Referring to FIG. 2 in conjunction with FIG. 1, in another case of the piece not allowed to enter the cube B as determined in step F (i.e., cube B is an obstacle cube α), the piece, β moves toward X-axis direction along edge of the obstacle cube α and then calculates a new location P1 after the movement (step M). At step N, it is determined whether the cube B1 corresponding to the new location P1 is a cube that is allowed to enter. If yes, the process loops back to step G. Otherwise, the piece β moves toward Y-axis direction along edge of the obstacle cube a and then calculates a new location P2 after the movement (step O). At step P, it is determined whether the cube B2 corresponding to the new location P2 is a cube that is allowed to enter. If yes, the process loops back to step G. Otherwise, the piece β stops movement (step Q) prior to looping back to step B.
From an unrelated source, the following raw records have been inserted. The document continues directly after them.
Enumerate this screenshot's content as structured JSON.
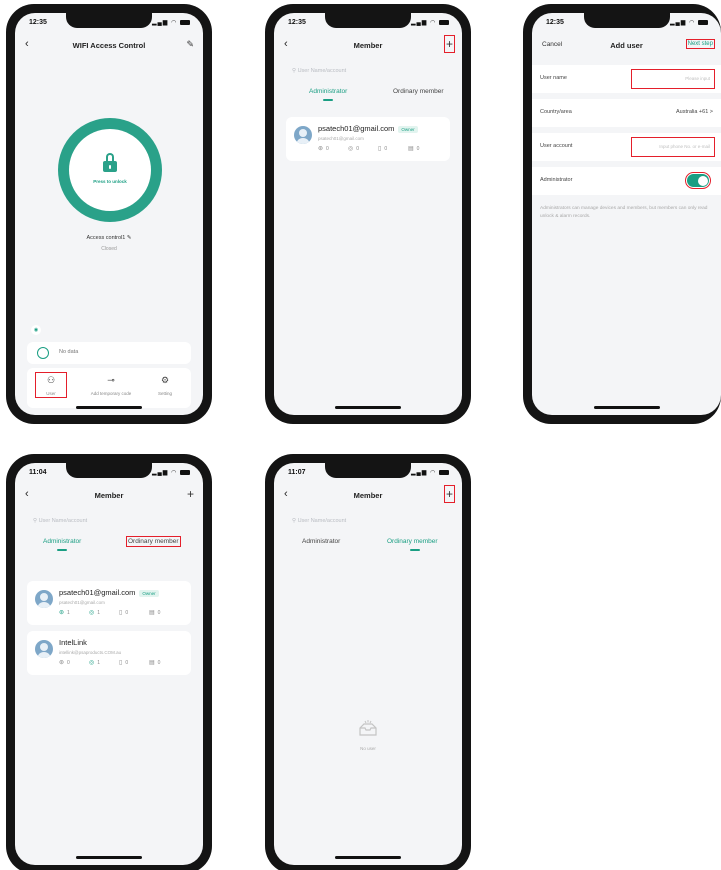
{
  "phone1": {
    "status_time": "12:35",
    "title": "WIFI Access Control",
    "unlock_label": "Press to unlock",
    "device_name": "Access control1",
    "device_state": "Closed",
    "no_data": "No data",
    "bottom": [
      {
        "label": "User"
      },
      {
        "label": "Add temporary code"
      },
      {
        "label": "Setting"
      }
    ]
  },
  "phone2": {
    "status_time": "12:35",
    "title": "Member",
    "add": "+",
    "search_placeholder": "User Name/account",
    "tabs": [
      "Administrator",
      "Ordinary member"
    ],
    "members": [
      {
        "name": "psatech01@gmail.com",
        "badge": "Owner",
        "email": "psatech01@gmail.com",
        "stats": [
          "0",
          "0",
          "0",
          "0"
        ]
      }
    ]
  },
  "phone3": {
    "status_time": "12:35",
    "cancel": "Cancel",
    "title": "Add user",
    "next": "Next step",
    "user_name_label": "User name",
    "user_name_placeholder": "Please input",
    "country_label": "Country/area",
    "country_value": "Australia +61 >",
    "account_label": "User account",
    "account_placeholder": "Input phone No. or e-mail",
    "admin_label": "Administrator",
    "hint": "Administrators can manage devices and members, but members can only read unlock & alarm records."
  },
  "phone4": {
    "status_time": "11:04",
    "title": "Member",
    "add": "+",
    "search_placeholder": "User Name/account",
    "tabs": [
      "Administrator",
      "Ordinary member"
    ],
    "members": [
      {
        "name": "psatech01@gmail.com",
        "badge": "Owner",
        "email": "psatech01@gmail.com",
        "stats": [
          "1",
          "1",
          "0",
          "0"
        ]
      },
      {
        "name": "IntelLink",
        "email": "intellink@psaproducts.COM.au",
        "stats": [
          "0",
          "1",
          "0",
          "0"
        ]
      }
    ]
  },
  "phone5": {
    "status_time": "11:07",
    "title": "Member",
    "add": "+",
    "search_placeholder": "User Name/account",
    "tabs": [
      "Administrator",
      "Ordinary member"
    ],
    "empty_text": "No user"
  },
  "colors": {
    "accent": "#1a9e83",
    "highlight": "#e41f2b",
    "frame": "#141414"
  }
}
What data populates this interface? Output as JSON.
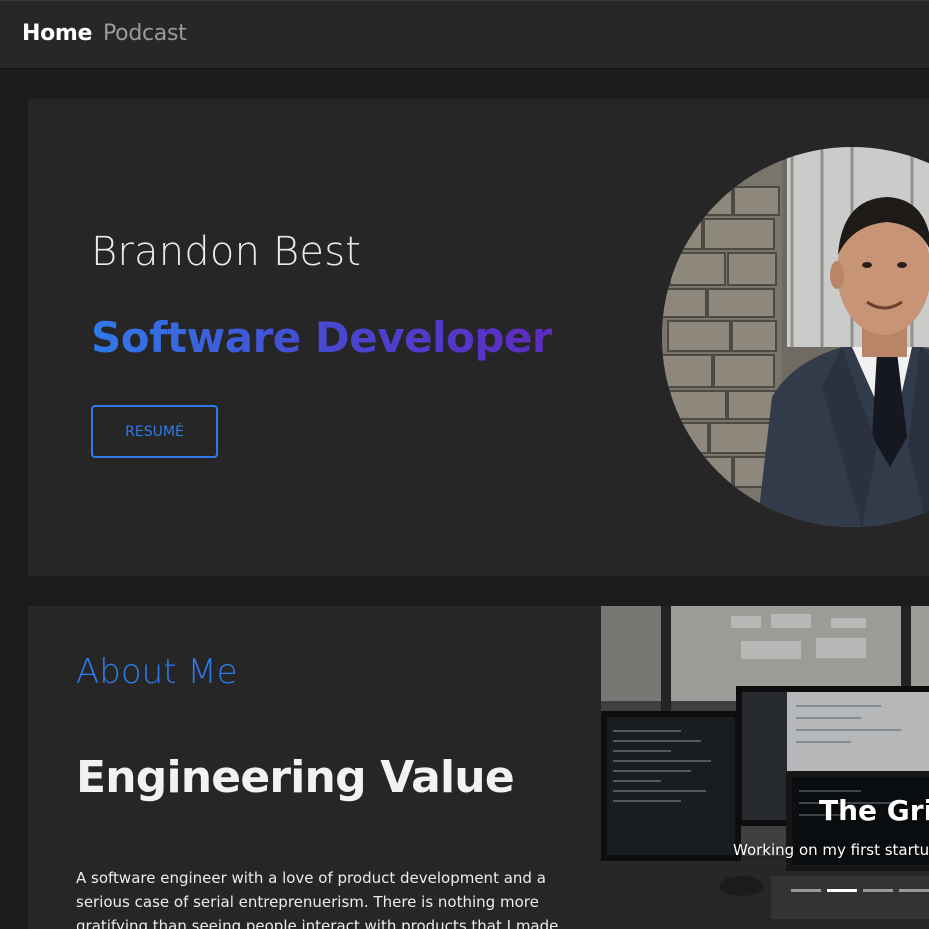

While the invention herein disclosed has been described by means of specific embodiments, numerous modifications and variations could be made thereto by those skilled in the art without departing from the scope and spirit of the invention set forth in the claims.

Claims

1. In a networked computer game played between a server and a client wherein at the server a checkerboard coordinate of low resolution and a fine coordinate of high resolution is used, and an object in a virtual three-dimensional space is represented in the checkerboard coordinate; at a three-dimensional piece of the computer game, both the checkerboard coordinate and the fine coordinate are used wherein an approximate location and blocking determination of the piece are represented and recorded by the checkerboard coordinate; and at the client, a vector is used for representing a piece movement, and an attack distance of the piece is represented in the fine coordinate, a method of moving the piece in the computer game, comprising:

(a) at the client receiving location data sent from the server;

(b) initializing the piece to cause the piece to return to an initial point at start of the computer game or a previous stop point by employing the location data;

(c) calculating a precise location based on direction and speed of the piece being moved;

(d) locating a cube corresponding to the precise location;

(e) determining whether the piece is allowed to enter the cube or not;

(f) in response to the determination in the step (e) being positive moving the piece to the precise location;

(g) at the client sending data about the precise location and the cube to the server;

(h) determining whether the cube is legal or not;

(i) in response to the determination in the step (h) being positive at the server sending data about the precise location to other clients;

(j) in response to the determination in the step (e) being negative at the server moving the piece to a central point of a legal cube and informing the client to modify the precise location of the piece prior to looping back to the step (g);

(k) in response to the determination in the step (e) being negative serving the cube as an obstacle cube;

(I) causing the piece to move toward an X-axis direction along an edge of the obstacle cube and calculating a first new location after the movement;

(m) determining whether the cube corresponding to the first new location is a cube that is allowed to enter or not;

(n) in response to the determination in the step (m) being positive looping back to the step (f);

(o) causing the piece to move toward an Y-axis direction along an edge of the obstacle cube and calculating a second new location after the movement;

(p) determining whether the cube corresponding to the second new location is a cube that is allowed to enter or not;

(q) in response to the determination in the step (p) being positive looping back to the step (f); and

(r) in response to the determination in the step (p) being negative causing the piece to stop prior to looping back to the step (a).